Quand mon intérêt est suscité par des nouveautés, que je suis dans le feu de l’action, mon flux directeur grossit, les durées me paraissent plus courtes et le temps plus rapide (cf. colonne de gauche sur la figure). Quand au contraire je m’ennuie, ou suis dans l’attente, mon flux directeur se tarit, les durées me paraissent plus longues et le temps plus lent (cf. colonne de droite sur la figure).

 

Figure 1. Flux directeur et chrono-perception

 

Un examen plus approfondi nous montrera comment le temps ressenti prend forme, sous l’effet de deux variables de contrôle : d’une part, la sensibilité du sujet chrono-percevant au flux directeur du changement ; d’autre part, la capacité de ce sujet à influer sur la teneur même du flux directeur. Un geek speedé se montrera hyper-sensible au tsunami des avancées technologiques et, en outre, il s’y plongera à corps perdu sans surtout chercher à s’en abstraire ; tandis qu’un yogi zen s’efforcera d’abaisser le niveau de sa sensibilité au tourbillon du monde extérieur et il ira même jusqu’à construire son propre flux directeur intérieur, réglé sur sa respiration, ses battements de cœur ou les bruissements de la Nature… Notons que lorsque le sujet devient le maître et non plus l’esclave de son flux directeur, alors il transcende le temps Chronos des anciens pour accéder au temps Kairos, celui de l’opportunité, de la volonté et du projet.

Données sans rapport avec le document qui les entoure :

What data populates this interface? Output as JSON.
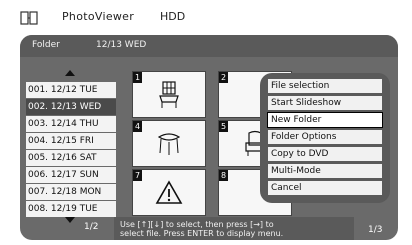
{
  "header": {
    "app_title": "PhotoViewer",
    "source": "HDD"
  },
  "subheader": {
    "folder_label": "Folder",
    "current_folder": "12/13 WED"
  },
  "folders": {
    "items": [
      "001. 12/12 TUE",
      "002. 12/13 WED",
      "003. 12/14 THU",
      "004. 12/15 FRI",
      "005. 12/16 SAT",
      "006. 12/17 SUN",
      "007. 12/18 MON",
      "008. 12/19 TUE"
    ],
    "selected_index": 1,
    "page": "1/2"
  },
  "thumbnails": {
    "labels": [
      "1",
      "2",
      "4",
      "5",
      "7",
      "8"
    ],
    "page": "1/3"
  },
  "menu": {
    "items": [
      "File selection",
      "Start Slideshow",
      "New Folder",
      "Folder Options",
      "Copy to DVD",
      "Multi-Mode",
      "Cancel"
    ],
    "selected_index": 2
  },
  "help": {
    "line1": "Use [↑][↓] to select, then press [→] to",
    "line2": "select file. Press ENTER to display menu."
  },
  "icons": {
    "app": "photo-icon",
    "arrow_up": "arrow-up-icon",
    "arrow_down": "arrow-down-icon"
  },
  "colors": {
    "panel": "#6a6a6a",
    "panel_dark": "#5a5a5a",
    "selected_bg": "#4a4a4a",
    "item_bg": "#f3f3f3"
  }
}
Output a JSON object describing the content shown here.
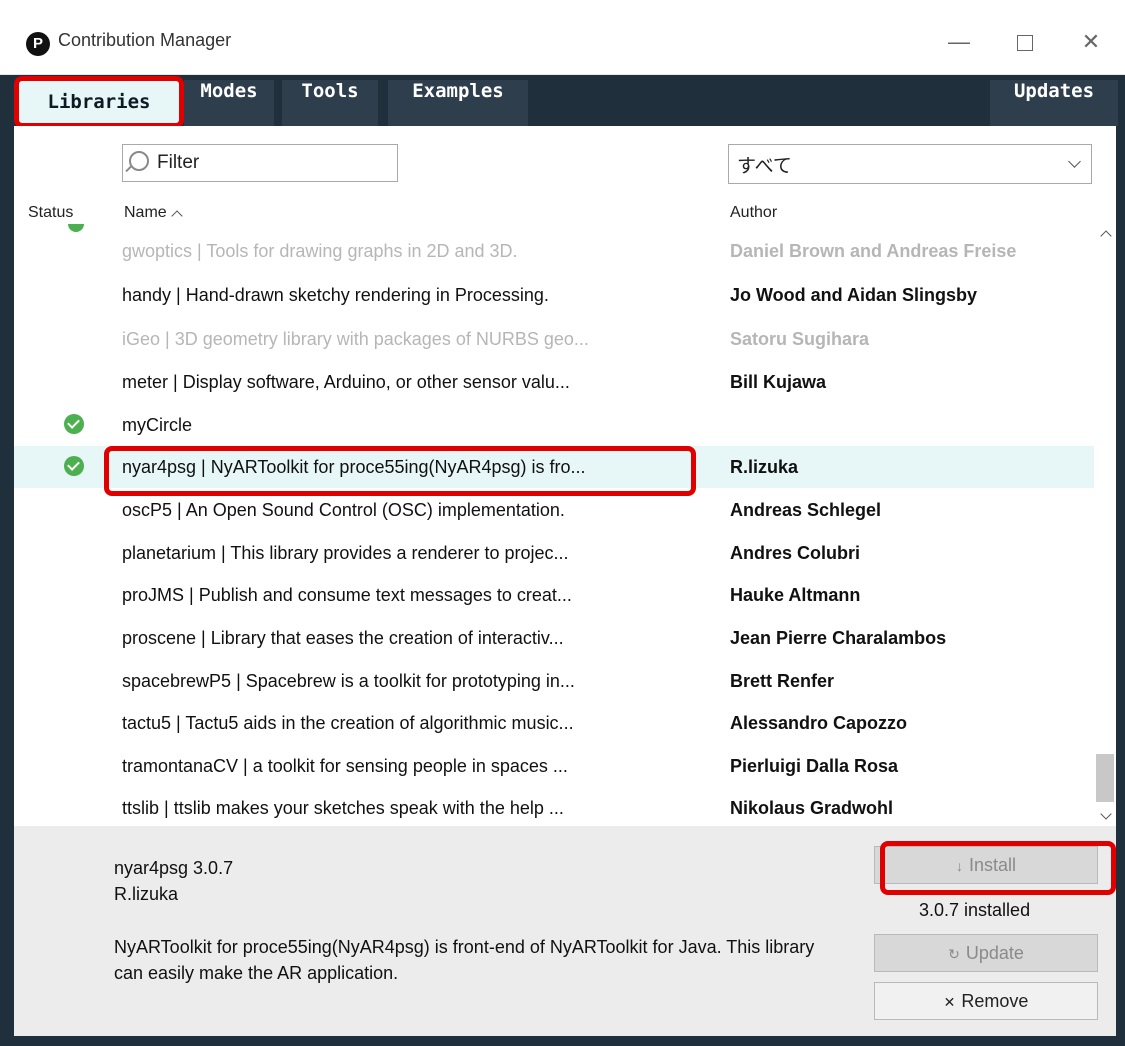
{
  "window": {
    "title": "Contribution Manager",
    "app_icon": "P",
    "minimize": "—",
    "close": "✕"
  },
  "tabs": [
    {
      "label": "Libraries",
      "active": true
    },
    {
      "label": "Modes"
    },
    {
      "label": "Tools"
    },
    {
      "label": "Examples"
    },
    {
      "label": "Updates"
    }
  ],
  "filter": {
    "placeholder": "Filter"
  },
  "category": {
    "selected": "すべて"
  },
  "columns": {
    "status": "Status",
    "name": "Name",
    "author": "Author"
  },
  "rows": [
    {
      "name": "gwoptics | Tools for drawing graphs in 2D and 3D.",
      "author": "Daniel Brown and Andreas Freise",
      "installed": false,
      "compatible": false
    },
    {
      "name": "handy | Hand-drawn sketchy rendering in Processing.",
      "author": "Jo Wood and Aidan Slingsby",
      "installed": false,
      "compatible": true
    },
    {
      "name": "iGeo | 3D geometry library with packages of NURBS geo...",
      "author": "Satoru Sugihara",
      "installed": false,
      "compatible": false
    },
    {
      "name": "meter | Display software, Arduino, or other sensor valu...",
      "author": "Bill  Kujawa",
      "installed": false,
      "compatible": true
    },
    {
      "name": "myCircle",
      "author": "",
      "installed": true,
      "compatible": true
    },
    {
      "name": "nyar4psg | NyARToolkit for proce55ing(NyAR4psg) is fro...",
      "author": "R.lizuka",
      "installed": true,
      "compatible": true,
      "selected": true
    },
    {
      "name": "oscP5 | An Open Sound Control (OSC) implementation.",
      "author": "Andreas Schlegel",
      "installed": false,
      "compatible": true
    },
    {
      "name": "planetarium | This library provides a renderer to projec...",
      "author": "Andres Colubri",
      "installed": false,
      "compatible": true
    },
    {
      "name": "proJMS | Publish and consume text messages to creat...",
      "author": "Hauke Altmann",
      "installed": false,
      "compatible": true
    },
    {
      "name": "proscene | Library that eases the creation of interactiv...",
      "author": "Jean Pierre Charalambos",
      "installed": false,
      "compatible": true
    },
    {
      "name": "spacebrewP5 | Spacebrew is a toolkit for prototyping in...",
      "author": "Brett Renfer",
      "installed": false,
      "compatible": true
    },
    {
      "name": "tactu5 | Tactu5 aids in the creation of algorithmic music...",
      "author": "Alessandro Capozzo",
      "installed": false,
      "compatible": true
    },
    {
      "name": "tramontanaCV | a toolkit for sensing people in spaces ...",
      "author": "Pierluigi Dalla Rosa",
      "installed": false,
      "compatible": true
    },
    {
      "name": "ttslib | ttslib makes your sketches speak with the help ...",
      "author": "Nikolaus Gradwohl",
      "installed": false,
      "compatible": true
    }
  ],
  "detail": {
    "title": "nyar4psg 3.0.7",
    "author": "R.lizuka",
    "description": "NyARToolkit for proce55ing(NyAR4psg) is front-end of NyARToolkit for Java. This library can easily make the AR application.",
    "install_label": "Install",
    "installed_version": "3.0.7 installed",
    "update_label": "Update",
    "remove_label": "Remove"
  },
  "icons": {
    "install": "download-arrow-icon",
    "update": "refresh-icon",
    "remove": "x-icon",
    "status": "check-circle-icon"
  },
  "colors": {
    "tab_bar": "#1f2f3b",
    "selected_row": "#e7f6f6",
    "installed_check": "#4caf50",
    "highlight": "#e00000"
  }
}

Au chapitre précédent, l’idée fondatrice du flux directeur de chrono-perception nous a déjà guidés dans l’interprétation de l’adage initiateur de notre quête : impétueuse jeunesse, ton flux directeur est encore flamboyant et tes journées sont courtes ; paisible vieillesse, ton flux directeur a bien pâli et tes journées sont longues ! Rappelons que cette image d’un cycle de vie déclinant est caricaturale et souvent démentie par les faits. Mais peu importe à notre modèle qui s’adapte à tous les cas de figure, puisqu’il permet de prendre en compte un profil des variations du flux directeur absolument quelconque, et non pas seulement le profil-type décroissant présupposé par l’adage.

Quand la chrono-perception fait des siennes

Si le flux directeur s’interrompt, c’est-à-dire tombe à zéro, alors la durée ressentie s’allonge indéfiniment et diverge. Tel est le cas lors d’une NDE, au cours de laquelle la platitude de l’électrocardiogramme durant quelques dizaines de secondes s’accompagne d’une explosion du temps ressenti, d’une éventuelle impression de sortie de corps et d’une chute vertigineuse de la vitesse apparente du temps.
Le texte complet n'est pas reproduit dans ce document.